Energy crisis: Rural households pay twice as much for gas as Melbourne
Ten regional communities are paying at least $1000 a year more for natural gas than most other Victorians. See our graphic to compare prices.
Victoria
Don't miss out on the headlines from Victoria. Followed categories will be added to My News.
Ten regional communities are paying at least $1000 a year more for natural gas than most other Victorians.
The best deal a household of four can get from monopoly supplier Tas Gas in Heathcote, Lakes Entrance, Maldon, Marong, Orbost, Terang, Swan Hill, Kerang, Robinvale and Nathalia is $2760 to heat their water and homes for less than six hours a day.
Access to a competitive market in Melbourne means the same-sized household can use the Victorian Government’s Energy Compare website to track down deals of $1130 a year.
The massive price difference is due to an expensive delivery system and an 82 per cent hike in Tas Gas’s usage charge for 2023.
The 10 towns were connected to natural gas under the former Victorian coalition government’s incentive program, offering distributors funding in 2014 to cover part of the roll-out cost.
At the time, then-agriculture minister Peter Walsh said the Brookfield Infrastructure Group system of compressing natural gas before it was trucked out to daughter stations, to be piped through the 10 towns, would be delivered “at a price comparable to gas supplied through conventional pipelines connected to the grid”.
Asked why conventional pricing had not been achieved in those towns today, Mr Walsh said “Labor has been in power for eight years”, and it was a lot better than having to use more expensive bottled gas.
LPG suppliers told The Weekly Times the price of a 45kg bottle of liquid petroleum gas had not moved much in more than 12 months, at about $172.
Tas Gas retail general manager Sarah Thurstan said the company was “focused on ensuring a secure, safe and affordable supply of gas to our Victorian customers, and at the same time we need to ensure our business is sustainable through the appropriate recovery of costs”.
LACK OF COMPETITION DRIVES UP PRICES
But it’s not just the 10 towns tapped into Tas Gas’ daughter stations that are paying high gas prices.
It appears a lack of competition is also pushing up prices in Mildura, where Origin is the only supplier listed on the Victorian Government Energy Compare website, with the best offer for a four-person household sitting at $1880 a year.

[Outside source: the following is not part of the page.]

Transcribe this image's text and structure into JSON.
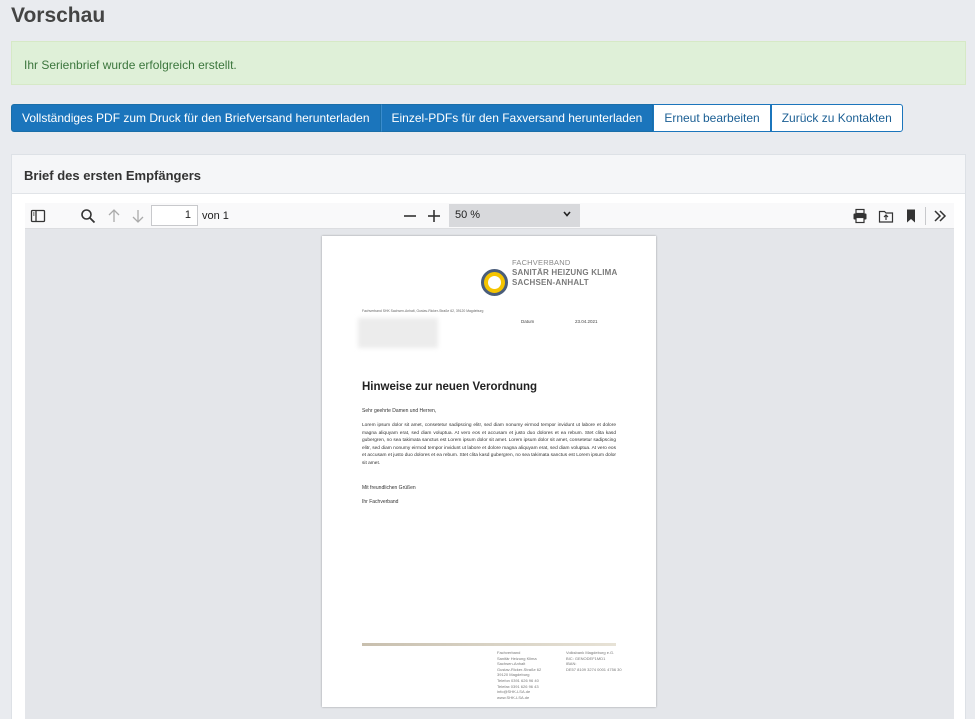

Even Leongatha, which sources gas from nearby Bass Strait, has access to just two retailers – Origin and Red Energy, with the cheapest annual four-person household bill coming in at $1480.
The number of offers from retailers supplying Bairnsdale households and businesses is also low, which has pushed commercial laundry owner Robert Stewart’s gas bill from $44,000 last year to $74,000 this year.
The Hammonds Laundry owner, who employs 10 locals, said the price hikes made no sense.
“Why are we getting stung, when the gas is out in Bass Strait and underneath our feet,” Mr Stewart said.
Victorian Energy Minister Lily D’Ambrosio’s office said “these prices are a result of privatisation where electricity and gas companies are driven by their own profits not customer affordability – this is the market Mr Pesutto and the Coalition want for Victorians.
“We pushed the Commonwealth to introduce price caps on energy prices and will push further if needed,” she said.